Siamangs: These Are the Kings and Queens of Swing

Siamangs have slender bodies and lightweight bones for some serious swinging. These small, or lesser, apes are in the same scientific family as gibbons. Siamangs are the largest and darkest of the gibbon species and are well suited for life in a forest’s treetops. Yet there are some features on their hands and feet that make siamangs different from their gibbon brethren. Find out more!

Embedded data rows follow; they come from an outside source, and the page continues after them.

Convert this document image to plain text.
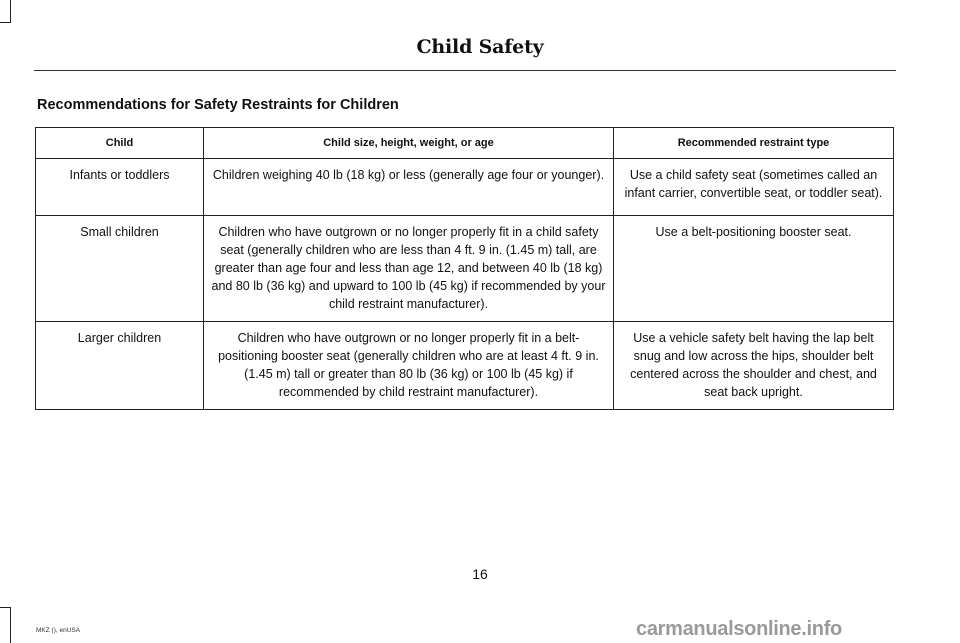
Child Safety
Recommendations for Safety Restraints for Children
Child	Child size, height, weight, or age	Recommended restraint type
Infants or toddlers	Children weighing 40 lb (18 kg) or less (generally age four or younger).	Use a child safety seat (sometimes called an infant carrier, convertible seat, or toddler seat).
Small children	Children who have outgrown or no longer properly fit in a child safety seat (generally children who are less than 4 ft. 9 in. (1.45 m) tall, are greater than age four and less than age 12, and between 40 lb (18 kg) and 80 lb (36 kg) and upward to 100 lb (45 kg) if recommended by your child restraint manufacturer).	Use a belt-positioning booster seat.
Larger children	Children who have outgrown or no longer properly fit in a belt-positioning booster seat (generally children who are at least 4 ft. 9 in. (1.45 m) tall or greater than 80 lb (36 kg) or 100 lb (45 kg) if recommended by child restraint manufacturer).	Use a vehicle safety belt having the lap belt snug and low across the hips, shoulder belt centered across the shoulder and chest, and seat back upright.
16
MKZ (), enUSA	carmanualsonline.info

They’re usually found in the trees at a height of 80 to 100 feet (25 to 30 meters) in Malaysia and Indonesia. Their furry bodies are black (both males and females), they don’t have tails, and they have a large gray or pink throat sac that inflates when they call.

Unlike great apes, siamangs do not build nests, because they sleep sitting upright in the fork of a tree, usually alone but sometimes huddled together.

More than half of the siamang’s diet in the wild consists of fruit. They also eat leaves and the occasional protein snack, which might include small birds or their eggs, spiders, and insects.

In the wild, siamangs might travel up to a mile (1.6 kilometers) in a day. And when they’re not swinging through the trees, travel is on dry land (siamangs cannot swim and avoid the water). On the rare occasions they do choose ground travel, they walk on two legs, holding their arms over their heads for balance.